The trial started on July 30 and lasted late into the evening each day until Friday, with only brief breaks for the defendants - confined to a courtroom cage - and lawyers.
On one day, Alyokhina felt ill and received medical attention, but the defense's complaints that the trio were being deprived of sleep and food were ignored.
The defense team says the court hopes to finish the trial quickly, while many Russians' attention is diverted by summer vacations, and that a verdict is likely this week. Few people in Russia have much faith in the independence of the judiciary.
Putin faces international condemnation over the trial, and the organizers of the biggest protests since he rose to power in 2000 see it as part of a crackdown that includes a tightening of control over foreign-funded lobby groups, a toughening of rules governing the Internet and a sharp rise in fines for protesters.
Putin, who began a six-year term in May, said in London on August 2 that there was "nothing good" in the trio's performance, in which they burst into Christ the Saviour Cathedral on February 21 and urged the Virgin Mary to "throw Putin out!".
But Putin said the three women "should not be judged too harshly" over the protest, which they said was not intended to offend believers but to highlight the close relationship between the church and state.
LAWYERS FEEL "CHEATED"
The band's lawyers initially seemed heartened by his remarks but later suggested they were intended to appease an international audience.
"Putin cheated us yet again," Polozov said on the social networking site Twitter on Friday. "The court continues pressurizing the defendants and ourselves."

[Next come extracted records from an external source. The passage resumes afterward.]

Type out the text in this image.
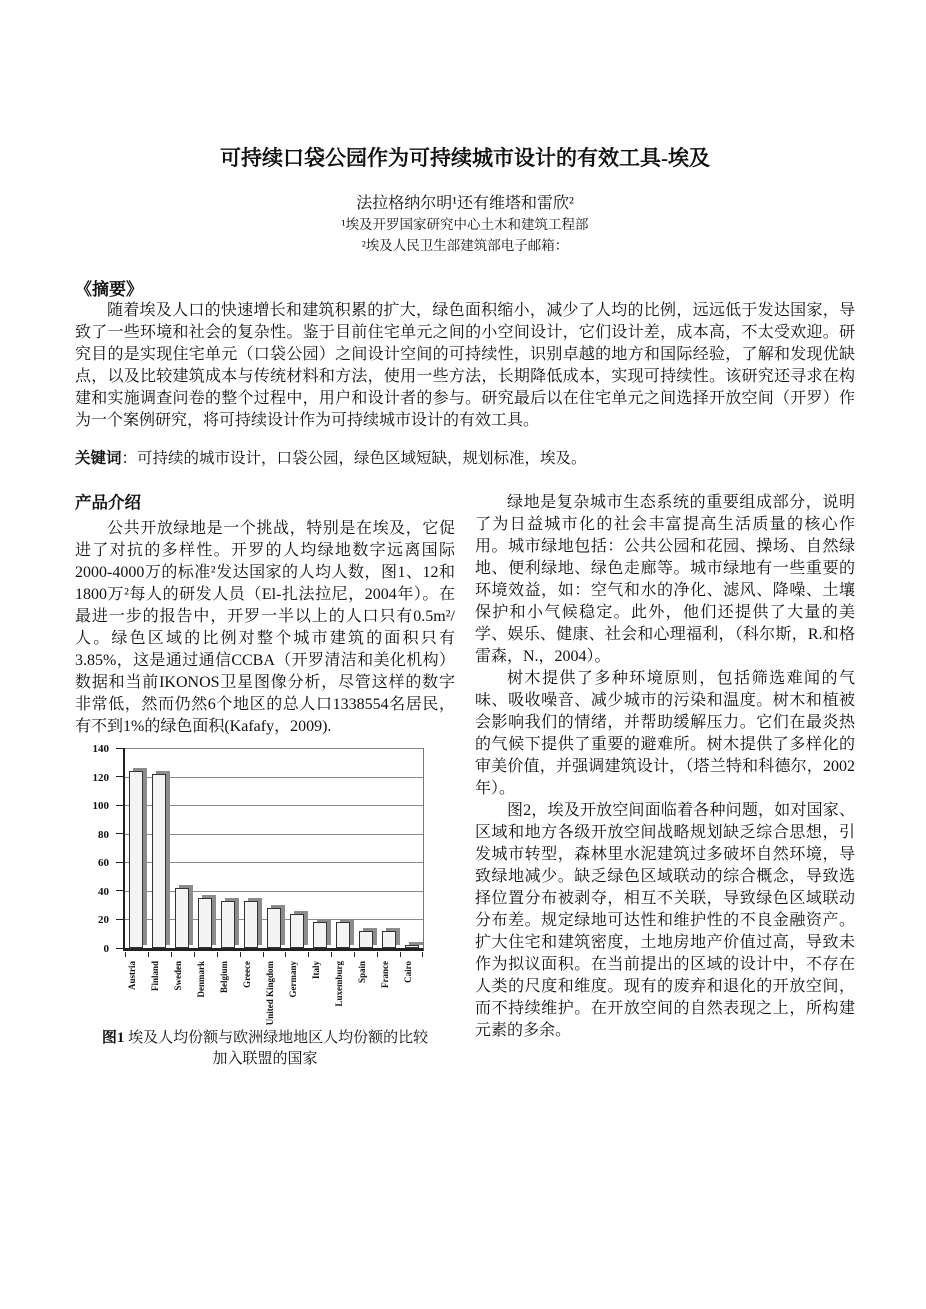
可持续口袋公园作为可持续城市设计的有效工具-埃及
法拉格纳尔明¹还有维塔和雷欣²
¹埃及开罗国家研究中心土木和建筑工程部
²埃及人民卫生部建筑部电子邮箱：
《摘要》

随着埃及人口的快速增长和建筑积累的扩大，绿色面积缩小，减少了人均的比例，远远低于发达国家，导致了一些环境和社会的复杂性。鉴于目前住宅单元之间的小空间设计，它们设计差，成本高，不太受欢迎。研究目的是实现住宅单元（口袋公园）之间设计空间的可持续性，识别卓越的地方和国际经验，了解和发现优缺点，以及比较建筑成本与传统材料和方法，使用一些方法，长期降低成本，实现可持续性。该研究还寻求在构建和实施调查问卷的整个过程中，用户和设计者的参与。研究最后以在住宅单元之间选择开放空间（开罗）作为一个案例研究，将可持续设计作为可持续城市设计的有效工具。

关键词：可持续的城市设计，口袋公园，绿色区域短缺，规划标准，埃及。

产品介绍

公共开放绿地是一个挑战，特别是在埃及，它促进了对抗的多样性。开罗的人均绿地数字远离国际2000-4000万的标准²发达国家的人均人数，图1、12和1800万²每人的研发人员（El-扎法拉尼，2004年）。在最进一步的报告中，开罗一半以上的人口只有0.5m²/人。绿色区域的比例对整个城市建筑的面积只有3.85%，这是通过通信CCBA（开罗清洁和美化机构）数据和当前IKONOS卫星图像分析，尽管这样的数字非常低，然而仍然6个地区的总人口1338554名居民，有不到1%的绿色面积(Kafafy，2009).

0
20
40
60
80
100
120
140
Austria Finland Sweden Denmark Belgium Greece United Kingdom Germany Italy Luxemburg Spain France Cairo
图1 埃及人均份额与欧洲绿地地区人均份额的比较
加入联盟的国家

绿地是复杂城市生态系统的重要组成部分，说明了为日益城市化的社会丰富提高生活质量的核心作用。城市绿地包括：公共公园和花园、操场、自然绿地、便利绿地、绿色走廊等。城市绿地有一些重要的环境效益，如：空气和水的净化、滤风、降噪、土壤保护和小气候稳定。此外，他们还提供了大量的美学、娱乐、健康、社会和心理福利，（科尔斯，R.和格雷森，N.，2004）。

树木提供了多种环境原则，包括筛选难闻的气味、吸收噪音、减少城市的污染和温度。树木和植被会影响我们的情绪，并帮助缓解压力。它们在最炎热的气候下提供了重要的避难所。树木提供了多样化的审美价值，并强调建筑设计，（塔兰特和科德尔，2002年）。

图2，埃及开放空间面临着各种问题，如对国家、区域和地方各级开放空间战略规划缺乏综合思想，引发城市转型，森林里水泥建筑过多破坏自然环境，导致绿地减少。缺乏绿色区域联动的综合概念，导致选择位置分布被剥夺，相互不关联，导致绿色区域联动分布差。规定绿地可达性和维护性的不良金融资产。扩大住宅和建筑密度，土地房地产价值过高，导致未作为拟议面积。在当前提出的区域的设计中，不存在人类的尺度和维度。现有的废弃和退化的开放空间，而不持续维护。在开放空间的自然表现之上，所构建元素的多余。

The trial has mixed drama and farce, dividing Russian society into those who see the young women and heroes and others who see the three as blasphemers who should be punished.

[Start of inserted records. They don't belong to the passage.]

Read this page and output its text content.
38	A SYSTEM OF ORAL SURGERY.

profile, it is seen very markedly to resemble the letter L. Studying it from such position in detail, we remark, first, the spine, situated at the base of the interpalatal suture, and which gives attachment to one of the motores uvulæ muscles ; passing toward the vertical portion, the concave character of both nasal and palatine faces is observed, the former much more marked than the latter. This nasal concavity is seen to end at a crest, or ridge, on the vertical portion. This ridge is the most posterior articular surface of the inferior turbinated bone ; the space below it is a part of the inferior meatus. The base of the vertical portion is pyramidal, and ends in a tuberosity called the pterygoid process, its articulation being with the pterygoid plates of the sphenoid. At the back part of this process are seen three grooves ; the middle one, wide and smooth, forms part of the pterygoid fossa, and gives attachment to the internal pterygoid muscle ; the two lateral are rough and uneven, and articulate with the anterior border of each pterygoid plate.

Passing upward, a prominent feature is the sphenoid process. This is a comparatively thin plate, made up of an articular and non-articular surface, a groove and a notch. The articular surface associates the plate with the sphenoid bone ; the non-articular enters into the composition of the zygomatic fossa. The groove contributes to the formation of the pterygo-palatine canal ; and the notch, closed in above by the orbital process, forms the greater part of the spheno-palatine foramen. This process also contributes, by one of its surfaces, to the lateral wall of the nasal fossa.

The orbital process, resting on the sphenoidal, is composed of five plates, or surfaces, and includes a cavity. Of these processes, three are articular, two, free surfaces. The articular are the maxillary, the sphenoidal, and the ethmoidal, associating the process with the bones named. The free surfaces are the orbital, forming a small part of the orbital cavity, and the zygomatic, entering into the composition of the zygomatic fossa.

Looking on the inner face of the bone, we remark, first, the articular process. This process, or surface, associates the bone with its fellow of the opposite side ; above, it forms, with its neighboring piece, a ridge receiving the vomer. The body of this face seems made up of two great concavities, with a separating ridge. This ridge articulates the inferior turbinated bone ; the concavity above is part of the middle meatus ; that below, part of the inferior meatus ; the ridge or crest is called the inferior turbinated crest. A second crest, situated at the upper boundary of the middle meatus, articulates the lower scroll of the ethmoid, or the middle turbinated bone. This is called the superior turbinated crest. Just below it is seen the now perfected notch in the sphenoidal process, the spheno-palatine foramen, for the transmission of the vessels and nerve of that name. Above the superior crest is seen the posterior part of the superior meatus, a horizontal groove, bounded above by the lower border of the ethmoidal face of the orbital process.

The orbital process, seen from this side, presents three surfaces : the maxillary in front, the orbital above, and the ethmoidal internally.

"They spat on my soul," Lyubov Sokologorskaya, who sells candles and icons at the cathedral told the court on Monday, complaining that she could see under the women's skirts when they kicked their legs up in "aggressive" dance moves.
Alyokhina, Tolokonnikova and Samutsevich have often looked tired and grim, but at other moments burst into laughter - such as when Judge Marina Syrova read out obscenities from their songs.
Some guards turned to the wall to conceal their laughter when defense lawyer Violetta Volkova said an expression used by the band in a song was not meant as an insult for church goers.
"This expression is a mere translation of the English 'Holy shit!', which, according to the Cambridge dictionary, means 'unpleasant surprise'," Volkova said, adding that the expression was often used in programs broadcast on Russian television.
Volkova also questioned the prosecution's references to rules on church behavior set by a Church Council held in Constantinople in 692, saying that the same council prohibited Christians from taking a bath with Jews.
The complaints of the defense team, who at times shouted at the judge, have often been met by silence from the prosecutors, who rolled their eyes in disbelief at some of their motions.
"They are sticking their necks into the noose themselves," one member of the prosecution team told another while discussing the defense team's plea for the judge to read out all 2,500 pages of the prosecution's case.
A group of Russian journalists published an open letter on Sunday complaining they were pushed and bullied at the court by black-uniformed bailiffs who carry automatic weapons designed for combat in confined spaces.